“You are getting better at this, but it’s not good enough. This looks like a tree, but it is an average, ordinary, everyday, boring tree. Breathe life into it. Make it bend – trees are flexible, so they don’t snap. Scar it, give it a twisted branch – perfect trees don’t exist. Nothing is perfect. Flaws are interesting.”
Sections like this from Laurie Halse Anderson’s debut YA novel SPEAK surprised me. It’s just an art project tree right? Wrong. Everything’s so much more.
No wonder no one’s speaking to Melinda. She called the cops and ruined the party. Narc! The problem is she hasn’t told anyone why. Would anyone believe her anyway? Anderson’s clever style feeds us clues about the party in small doses. Whatever happened there (No, I’m not going to tell you), Melinda doesn’t want to talk about it, or much of anything else, taking us on a journey with her down into her psyche and back out again.
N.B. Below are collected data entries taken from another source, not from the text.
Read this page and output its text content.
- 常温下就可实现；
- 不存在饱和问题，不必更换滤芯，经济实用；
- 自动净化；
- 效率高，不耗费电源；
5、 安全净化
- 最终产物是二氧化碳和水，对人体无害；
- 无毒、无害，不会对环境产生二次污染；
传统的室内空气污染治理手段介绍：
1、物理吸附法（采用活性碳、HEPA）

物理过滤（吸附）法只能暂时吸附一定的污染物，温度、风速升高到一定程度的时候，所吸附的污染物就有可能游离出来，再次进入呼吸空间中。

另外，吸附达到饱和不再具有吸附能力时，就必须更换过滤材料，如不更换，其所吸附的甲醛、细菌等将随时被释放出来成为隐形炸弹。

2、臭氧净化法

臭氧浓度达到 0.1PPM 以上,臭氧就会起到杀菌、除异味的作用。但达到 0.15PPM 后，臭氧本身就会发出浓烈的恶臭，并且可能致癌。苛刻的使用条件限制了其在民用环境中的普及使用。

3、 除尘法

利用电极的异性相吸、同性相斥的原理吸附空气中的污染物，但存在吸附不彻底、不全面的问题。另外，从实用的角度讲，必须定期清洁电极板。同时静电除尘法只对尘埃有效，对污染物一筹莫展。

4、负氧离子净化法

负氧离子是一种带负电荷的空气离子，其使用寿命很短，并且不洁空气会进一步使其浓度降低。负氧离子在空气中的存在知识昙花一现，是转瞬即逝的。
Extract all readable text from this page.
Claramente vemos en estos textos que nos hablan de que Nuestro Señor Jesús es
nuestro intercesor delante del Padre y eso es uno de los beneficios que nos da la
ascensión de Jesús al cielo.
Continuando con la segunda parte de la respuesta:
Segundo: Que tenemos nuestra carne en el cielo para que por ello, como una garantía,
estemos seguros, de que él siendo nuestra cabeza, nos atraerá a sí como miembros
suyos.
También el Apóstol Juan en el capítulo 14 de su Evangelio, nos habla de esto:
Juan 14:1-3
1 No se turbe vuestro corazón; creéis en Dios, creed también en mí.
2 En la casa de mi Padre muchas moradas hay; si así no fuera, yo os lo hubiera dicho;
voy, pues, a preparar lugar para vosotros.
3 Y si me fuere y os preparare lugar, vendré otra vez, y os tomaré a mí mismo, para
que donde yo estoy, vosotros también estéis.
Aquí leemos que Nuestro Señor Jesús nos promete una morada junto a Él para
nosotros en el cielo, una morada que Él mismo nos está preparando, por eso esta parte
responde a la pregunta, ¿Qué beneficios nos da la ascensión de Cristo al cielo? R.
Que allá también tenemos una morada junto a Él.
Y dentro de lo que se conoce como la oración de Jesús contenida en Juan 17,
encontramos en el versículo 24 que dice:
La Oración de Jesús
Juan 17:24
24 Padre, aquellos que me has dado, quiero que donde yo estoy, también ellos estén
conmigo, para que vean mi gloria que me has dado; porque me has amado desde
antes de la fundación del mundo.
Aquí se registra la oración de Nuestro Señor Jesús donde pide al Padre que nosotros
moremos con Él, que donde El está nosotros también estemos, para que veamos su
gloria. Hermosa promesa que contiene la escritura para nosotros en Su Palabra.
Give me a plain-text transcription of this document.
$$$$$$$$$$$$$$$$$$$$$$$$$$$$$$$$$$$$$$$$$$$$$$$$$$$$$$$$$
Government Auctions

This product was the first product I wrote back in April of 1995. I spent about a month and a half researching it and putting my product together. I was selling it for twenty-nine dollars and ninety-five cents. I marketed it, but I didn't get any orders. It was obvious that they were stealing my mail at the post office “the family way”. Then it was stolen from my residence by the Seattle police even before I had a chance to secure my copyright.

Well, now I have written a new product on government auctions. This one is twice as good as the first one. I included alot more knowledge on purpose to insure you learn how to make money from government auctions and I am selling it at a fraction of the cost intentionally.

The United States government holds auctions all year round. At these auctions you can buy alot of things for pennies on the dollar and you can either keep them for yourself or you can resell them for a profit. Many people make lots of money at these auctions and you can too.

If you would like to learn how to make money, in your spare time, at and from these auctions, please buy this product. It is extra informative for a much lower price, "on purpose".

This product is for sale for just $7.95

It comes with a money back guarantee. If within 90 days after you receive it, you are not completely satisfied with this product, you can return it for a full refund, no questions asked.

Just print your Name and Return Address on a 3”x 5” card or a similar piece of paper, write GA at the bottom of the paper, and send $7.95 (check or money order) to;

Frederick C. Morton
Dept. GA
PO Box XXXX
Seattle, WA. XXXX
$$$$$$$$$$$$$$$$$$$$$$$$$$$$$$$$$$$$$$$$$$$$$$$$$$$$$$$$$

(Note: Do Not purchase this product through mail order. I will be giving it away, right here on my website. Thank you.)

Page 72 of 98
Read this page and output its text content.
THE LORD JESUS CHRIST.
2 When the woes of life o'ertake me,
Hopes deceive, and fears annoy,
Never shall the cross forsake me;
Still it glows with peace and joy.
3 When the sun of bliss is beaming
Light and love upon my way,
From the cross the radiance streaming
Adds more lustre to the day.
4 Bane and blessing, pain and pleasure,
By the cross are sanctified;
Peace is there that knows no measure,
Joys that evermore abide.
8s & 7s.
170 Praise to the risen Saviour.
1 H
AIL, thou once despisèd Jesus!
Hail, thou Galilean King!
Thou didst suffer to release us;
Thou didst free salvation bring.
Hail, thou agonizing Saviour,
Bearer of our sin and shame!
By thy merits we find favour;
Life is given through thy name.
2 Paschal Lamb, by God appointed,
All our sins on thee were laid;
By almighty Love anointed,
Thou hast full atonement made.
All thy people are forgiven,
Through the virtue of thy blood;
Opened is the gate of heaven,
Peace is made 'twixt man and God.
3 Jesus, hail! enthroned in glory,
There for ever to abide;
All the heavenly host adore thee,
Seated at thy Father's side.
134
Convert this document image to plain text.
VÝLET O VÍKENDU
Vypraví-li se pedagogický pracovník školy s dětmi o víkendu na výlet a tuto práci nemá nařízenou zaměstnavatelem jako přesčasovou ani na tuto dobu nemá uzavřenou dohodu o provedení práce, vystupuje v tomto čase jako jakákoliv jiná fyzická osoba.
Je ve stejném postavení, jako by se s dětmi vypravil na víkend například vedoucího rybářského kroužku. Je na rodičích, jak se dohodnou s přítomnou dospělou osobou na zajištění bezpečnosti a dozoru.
I found myself enjoying the small stuff the novel has to offer. The fast pace of the present tense. The unnumbered concrete chapters. The lack of indents. The character Rachel/Rachelle with a / in her name. The four report cards. The kissy mark on the page. The three point vocabulary words. And the dialogue that reads like a play.
The novel seamlessly spans an entire school year, allowing Melinda enough time to begin to take her life back into her own hands. It takes the art teacher, an unlikely hero, to care enough to supply an outlet for her to discover who she is in light of all that has happened. And who would have thought seeds could mean so much? Riddled with symbolism of rebirth and life, the novel offers hope in the middle of the darkest times.